In practical terms, you should look at the all-in monthly cost, not just the purchase price. A condo that seems competitive at first glance can become much less attractive once HOA fees, reserve issues, or special assessments enter the picture.

What sellers should do differently

If you are selling, the current trend line points to one clear takeaway: price to your real competition. Beverly Hills carries a luxury reputation, but that does not mean every condo benefits from the city’s highest-end halo.

The active median asking price of $1.63 million and the closed median sale price of $1.6 million are close, which is a healthy sign. But the overall listing spread still runs from under $1 million to above $4.1 million, so even a small pricing mistake can push your condo into the wrong comparison set and slow your momentum.

Why the first week matters

In a slower market, your launch matters even more. A well-prepared listing stands out faster, while a listing that feels uncertain or incomplete can lose steam early.

Before your condo hits the market, it helps to have:

  • Accurate pricing based on the right band
  • Strong marketing photos
  • Clear understanding of comparable active and closed listings
  • HOA documentation ready for serious buyers

Because buyers are being selective, preparation supports trust. It also helps reduce delays once negotiations begin.

How to read condo data the right way

Online real estate data can be useful, but only if you compare the right numbers. Condo pages, all-home city reports, and statewide housing reports often use different property types, different geographies, and different time frames.

That means days on market from one source may not line up cleanly with another.
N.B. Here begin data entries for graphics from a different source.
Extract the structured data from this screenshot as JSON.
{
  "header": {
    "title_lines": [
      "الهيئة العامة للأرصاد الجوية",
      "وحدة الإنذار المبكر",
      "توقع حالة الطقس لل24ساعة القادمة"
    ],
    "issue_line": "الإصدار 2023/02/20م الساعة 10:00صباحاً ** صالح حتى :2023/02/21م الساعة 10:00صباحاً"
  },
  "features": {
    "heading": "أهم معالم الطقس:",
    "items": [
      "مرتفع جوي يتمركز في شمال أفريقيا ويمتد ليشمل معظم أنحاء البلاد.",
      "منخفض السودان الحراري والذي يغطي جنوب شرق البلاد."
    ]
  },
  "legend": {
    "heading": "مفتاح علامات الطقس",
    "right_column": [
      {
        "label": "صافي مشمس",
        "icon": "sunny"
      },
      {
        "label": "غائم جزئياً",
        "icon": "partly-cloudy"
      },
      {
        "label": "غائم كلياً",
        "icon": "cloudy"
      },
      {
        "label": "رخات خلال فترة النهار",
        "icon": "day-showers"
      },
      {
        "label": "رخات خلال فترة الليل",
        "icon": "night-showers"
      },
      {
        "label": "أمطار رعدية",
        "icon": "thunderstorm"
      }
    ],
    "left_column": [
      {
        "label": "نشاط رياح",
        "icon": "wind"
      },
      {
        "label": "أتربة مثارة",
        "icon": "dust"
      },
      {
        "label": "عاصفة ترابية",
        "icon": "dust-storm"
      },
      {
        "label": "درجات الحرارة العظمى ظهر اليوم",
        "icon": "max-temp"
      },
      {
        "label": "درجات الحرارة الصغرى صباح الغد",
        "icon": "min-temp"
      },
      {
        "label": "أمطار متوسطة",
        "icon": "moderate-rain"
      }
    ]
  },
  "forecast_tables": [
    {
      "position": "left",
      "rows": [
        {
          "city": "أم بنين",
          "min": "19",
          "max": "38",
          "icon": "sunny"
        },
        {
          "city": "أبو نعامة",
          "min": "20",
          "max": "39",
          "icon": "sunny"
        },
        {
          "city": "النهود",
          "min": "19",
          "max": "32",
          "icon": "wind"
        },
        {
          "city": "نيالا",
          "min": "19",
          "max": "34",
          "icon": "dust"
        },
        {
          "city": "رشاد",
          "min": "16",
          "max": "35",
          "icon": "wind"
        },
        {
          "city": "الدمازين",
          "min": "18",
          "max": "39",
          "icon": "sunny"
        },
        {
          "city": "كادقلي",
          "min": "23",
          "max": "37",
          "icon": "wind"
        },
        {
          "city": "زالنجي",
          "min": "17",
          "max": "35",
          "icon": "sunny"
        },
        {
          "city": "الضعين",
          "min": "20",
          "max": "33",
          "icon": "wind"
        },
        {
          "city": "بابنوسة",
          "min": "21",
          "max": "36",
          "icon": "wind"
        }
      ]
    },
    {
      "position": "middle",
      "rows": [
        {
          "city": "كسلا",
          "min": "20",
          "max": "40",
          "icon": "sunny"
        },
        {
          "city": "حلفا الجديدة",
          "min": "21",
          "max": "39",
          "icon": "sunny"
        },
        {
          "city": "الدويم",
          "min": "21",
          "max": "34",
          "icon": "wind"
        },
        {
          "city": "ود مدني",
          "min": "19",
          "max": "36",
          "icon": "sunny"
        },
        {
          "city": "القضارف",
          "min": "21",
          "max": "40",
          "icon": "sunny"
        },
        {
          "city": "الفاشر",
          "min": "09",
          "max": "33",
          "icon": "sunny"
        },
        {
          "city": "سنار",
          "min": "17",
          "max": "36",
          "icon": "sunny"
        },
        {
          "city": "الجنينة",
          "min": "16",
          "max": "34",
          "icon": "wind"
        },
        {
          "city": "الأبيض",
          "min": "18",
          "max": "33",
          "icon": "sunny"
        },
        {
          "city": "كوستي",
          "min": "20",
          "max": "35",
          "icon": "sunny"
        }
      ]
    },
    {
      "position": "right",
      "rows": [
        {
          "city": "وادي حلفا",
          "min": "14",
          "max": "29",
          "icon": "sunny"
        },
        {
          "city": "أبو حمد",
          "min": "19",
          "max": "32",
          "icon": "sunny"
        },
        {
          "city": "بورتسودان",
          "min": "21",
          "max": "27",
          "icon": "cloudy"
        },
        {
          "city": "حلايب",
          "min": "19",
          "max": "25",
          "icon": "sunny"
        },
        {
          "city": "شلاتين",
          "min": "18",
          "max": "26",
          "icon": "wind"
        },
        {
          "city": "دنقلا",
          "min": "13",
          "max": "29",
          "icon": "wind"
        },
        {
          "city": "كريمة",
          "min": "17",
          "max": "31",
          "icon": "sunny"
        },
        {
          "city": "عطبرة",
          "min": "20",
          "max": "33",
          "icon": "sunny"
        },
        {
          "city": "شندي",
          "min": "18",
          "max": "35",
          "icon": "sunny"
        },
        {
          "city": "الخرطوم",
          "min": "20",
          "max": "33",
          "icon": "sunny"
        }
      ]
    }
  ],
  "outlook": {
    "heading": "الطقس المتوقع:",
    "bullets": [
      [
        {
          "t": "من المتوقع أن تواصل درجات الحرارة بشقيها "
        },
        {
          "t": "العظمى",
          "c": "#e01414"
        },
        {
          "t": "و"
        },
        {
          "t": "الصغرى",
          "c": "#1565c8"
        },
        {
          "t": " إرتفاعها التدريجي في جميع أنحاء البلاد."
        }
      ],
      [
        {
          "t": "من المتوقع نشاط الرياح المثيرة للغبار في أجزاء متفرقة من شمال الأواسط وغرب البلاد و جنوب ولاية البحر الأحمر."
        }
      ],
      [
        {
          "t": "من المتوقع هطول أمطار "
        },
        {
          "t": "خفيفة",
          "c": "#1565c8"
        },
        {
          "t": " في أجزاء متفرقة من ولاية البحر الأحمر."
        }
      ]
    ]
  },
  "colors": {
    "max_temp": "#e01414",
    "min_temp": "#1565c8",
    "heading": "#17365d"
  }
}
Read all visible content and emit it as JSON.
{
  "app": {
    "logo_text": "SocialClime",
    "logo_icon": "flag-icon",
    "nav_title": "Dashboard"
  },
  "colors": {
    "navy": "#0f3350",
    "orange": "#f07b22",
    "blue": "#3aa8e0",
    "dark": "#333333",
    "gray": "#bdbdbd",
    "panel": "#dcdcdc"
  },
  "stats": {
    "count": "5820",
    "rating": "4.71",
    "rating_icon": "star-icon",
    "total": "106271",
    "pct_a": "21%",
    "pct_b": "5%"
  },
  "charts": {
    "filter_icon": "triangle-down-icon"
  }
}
If you are trying to build a strategy, compare the same property type, the same area, and the same time period whenever possible.

The most useful metrics to watch

For Beverly Hills condos, a few metrics are especially helpful when used together:

  • Active inventory shows how much choice buyers have
  • Median sale price shows where deals are actually closing
  • Days on market shows how patient the market is
  • Price per square foot helps normalize differences between units

No single number can tell the whole story. But when you use these four together, you get a much clearer picture of where your condo fits and how aggressive or conservative your next move should be.
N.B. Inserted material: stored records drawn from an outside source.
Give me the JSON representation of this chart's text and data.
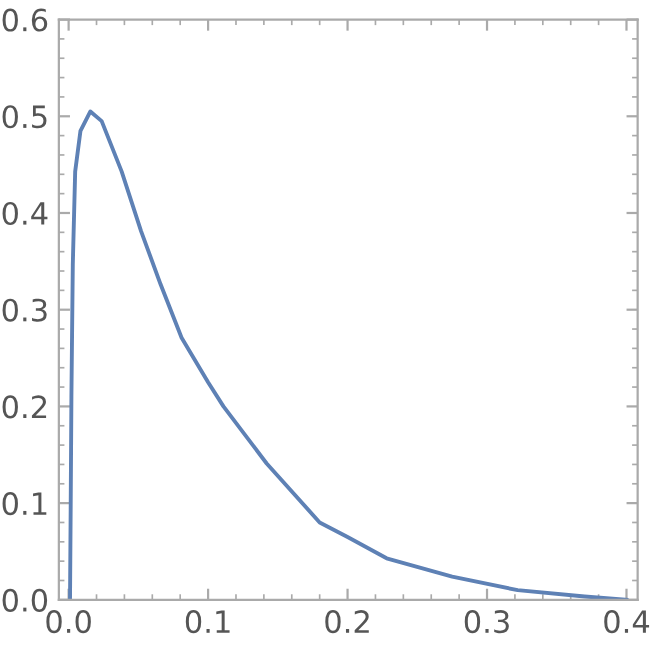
{
  "chart_data": {
    "type": "line",
    "xlim": [
      -0.007,
      0.408
    ],
    "ylim": [
      0,
      0.6
    ],
    "xticks": [
      {
        "value": 0,
        "label": "0.0"
      },
      0.1,
      0.2,
      0.3,
      0.4
    ],
    "yticks": [
      {
        "value": 0,
        "label": "0.0"
      },
      0.1,
      0.2,
      0.3,
      0.4,
      0.5,
      0.6
    ],
    "series": [
      {
        "color": "#5e81b5",
        "x": [
          0.001,
          0.0015,
          0.002,
          0.003,
          0.0047,
          0.0085,
          0.0156,
          0.0237,
          0.038,
          0.052,
          0.066,
          0.081,
          0.1,
          0.111,
          0.142,
          0.18,
          0.2,
          0.228,
          0.275,
          0.322,
          0.37,
          0.4
        ],
        "values": [
          0,
          0.1,
          0.21,
          0.347,
          0.443,
          0.485,
          0.505,
          0.495,
          0.443,
          0.381,
          0.326,
          0.271,
          0.225,
          0.2,
          0.141,
          0.08,
          0.065,
          0.043,
          0.024,
          0.01,
          0.0035,
          0
        ]
      }
    ]
  }
}
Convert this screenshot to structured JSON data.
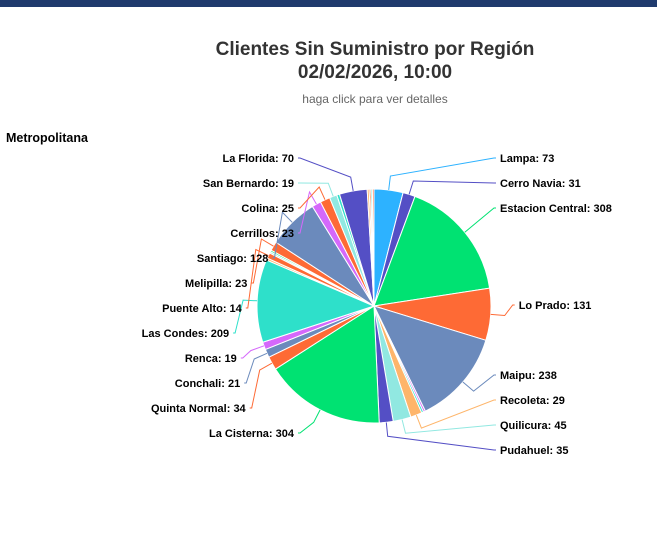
{
  "header": {
    "title_line1": "Clientes Sin Suministro por Región",
    "title_line2": "02/02/2026, 10:00",
    "subtitle": "haga click para ver detalles"
  },
  "region_label": "Metropolitana",
  "chart_data": {
    "type": "pie",
    "title": "Clientes Sin Suministro por Región 02/02/2026, 10:00",
    "subtitle": "haga click para ver detalles",
    "slices": [
      {
        "name": "Lampa",
        "value": 73,
        "color": "#2db2ff"
      },
      {
        "name": "Cerro Navia",
        "value": 31,
        "color": "#544fc5"
      },
      {
        "name": "Estacion Central",
        "value": 308,
        "color": "#00e272"
      },
      {
        "name": "Lo Prado",
        "value": 131,
        "color": "#fe6a35"
      },
      {
        "name": "Maipu",
        "value": 238,
        "color": "#6b8abc"
      },
      {
        "name": "",
        "value": 5,
        "color": "#d568fb"
      },
      {
        "name": "",
        "value": 5,
        "color": "#2ee0ca"
      },
      {
        "name": "Recoleta",
        "value": 29,
        "color": "#feb56a"
      },
      {
        "name": "Quilicura",
        "value": 45,
        "color": "#91e8e1"
      },
      {
        "name": "Pudahuel",
        "value": 35,
        "color": "#544fc5"
      },
      {
        "name": "La Cisterna",
        "value": 304,
        "color": "#00e272"
      },
      {
        "name": "Quinta Normal",
        "value": 34,
        "color": "#fe6a35"
      },
      {
        "name": "Conchali",
        "value": 21,
        "color": "#6b8abc"
      },
      {
        "name": "Renca",
        "value": 19,
        "color": "#d568fb"
      },
      {
        "name": "Las Condes",
        "value": 209,
        "color": "#2ee0ca"
      },
      {
        "name": "",
        "value": 5,
        "color": "#feb56a"
      },
      {
        "name": "Puente Alto",
        "value": 14,
        "color": "#fe6a35"
      },
      {
        "name": "",
        "value": 4,
        "color": "#91e8e1"
      },
      {
        "name": "",
        "value": 4,
        "color": "#00e272"
      },
      {
        "name": "Melipilla",
        "value": 23,
        "color": "#fe6a35"
      },
      {
        "name": "Santiago",
        "value": 128,
        "color": "#6b8abc"
      },
      {
        "name": "Cerrillos",
        "value": 23,
        "color": "#d568fb"
      },
      {
        "name": "Colina",
        "value": 25,
        "color": "#fe6a35"
      },
      {
        "name": "San Bernardo",
        "value": 19,
        "color": "#91e8e1"
      },
      {
        "name": "",
        "value": 7,
        "color": "#2ee0ca"
      },
      {
        "name": "La Florida",
        "value": 70,
        "color": "#544fc5"
      },
      {
        "name": "",
        "value": 5,
        "color": "#feb56a"
      },
      {
        "name": "",
        "value": 4,
        "color": "#fe6a35"
      },
      {
        "name": "",
        "value": 4,
        "color": "#91e8e1"
      },
      {
        "name": "",
        "value": 4,
        "color": "#fe6a35"
      }
    ]
  }
}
How condo trends shape your next move

For buyers, today’s Beverly Hills condo trends suggest a market where patience and due diligence can pay off. You may have time to negotiate, compare options carefully, and take a close look at HOA financials before committing.

For sellers, the trend points toward precision. The right price, strong presentation, and organized documentation can make the difference between a clean launch and a stale listing.
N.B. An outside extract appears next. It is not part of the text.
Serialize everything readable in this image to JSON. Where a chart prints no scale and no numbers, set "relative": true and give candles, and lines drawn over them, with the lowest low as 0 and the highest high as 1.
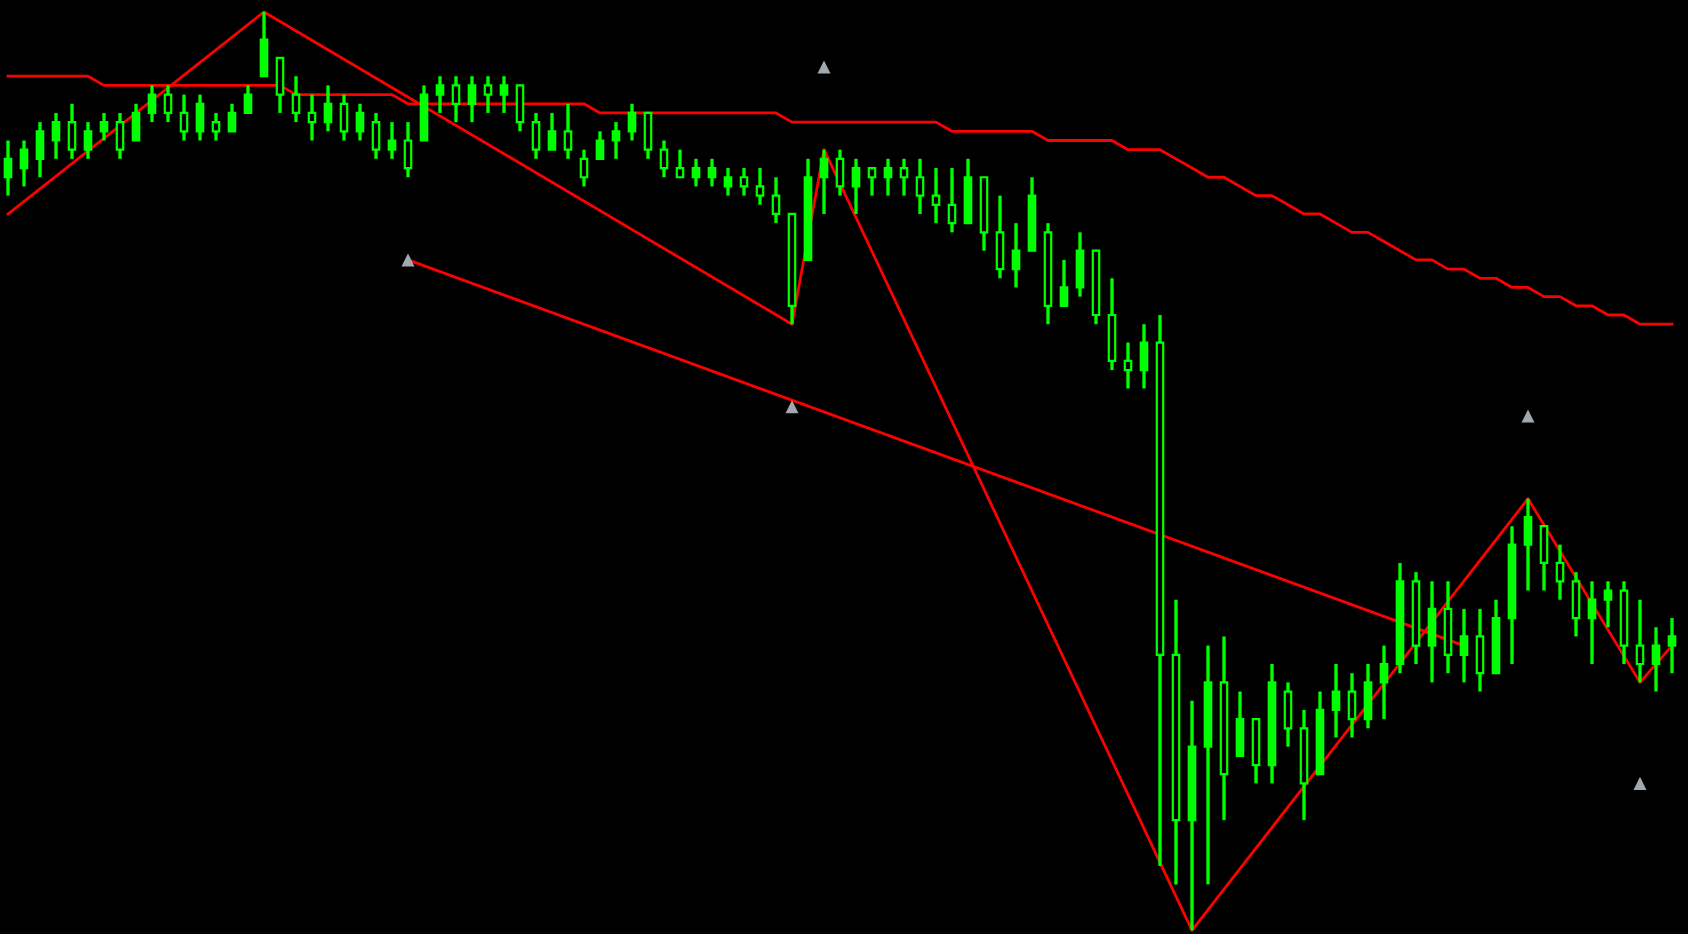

If you want help reading Beverly Hills condo trends in a way that applies to your specific goals, Danny Hizami offers a hands-on, local approach backed by real market insight and responsive guidance.

FAQs

How long are Beverly Hills condos staying on the market?

  • Beverly Hills condos are spending about 80 days on market on average, which is slower than the broader California and Los Angeles metro condo markets.

What is the current median price for Beverly Hills condos?

  • Current active condo listings show a median listing price of $1.63 million, while Q1 2026 closed condo sales show a median sale price of $1.6 million.

Is Beverly Hills a buyer’s market for condos?

  • Current condo data suggests buyers have some leverage because listings are moving at a slower pace, and broader Beverly Hills housing data also points to buyer-friendly conditions.

What HOA documents should condo buyers review in Beverly Hills?

  • Buyers should review governing documents, budgets, reserve disclosures, assessments and fees, unresolved violation notices, the latest required inspection report, reserve studies, financial statements, and delinquency information.

How should sellers price a Beverly Hills condo?

  • Sellers should price within the band their condo actually competes in, using relevant active and recent closed condo comparisons rather than relying on the city’s overall luxury reputation alone.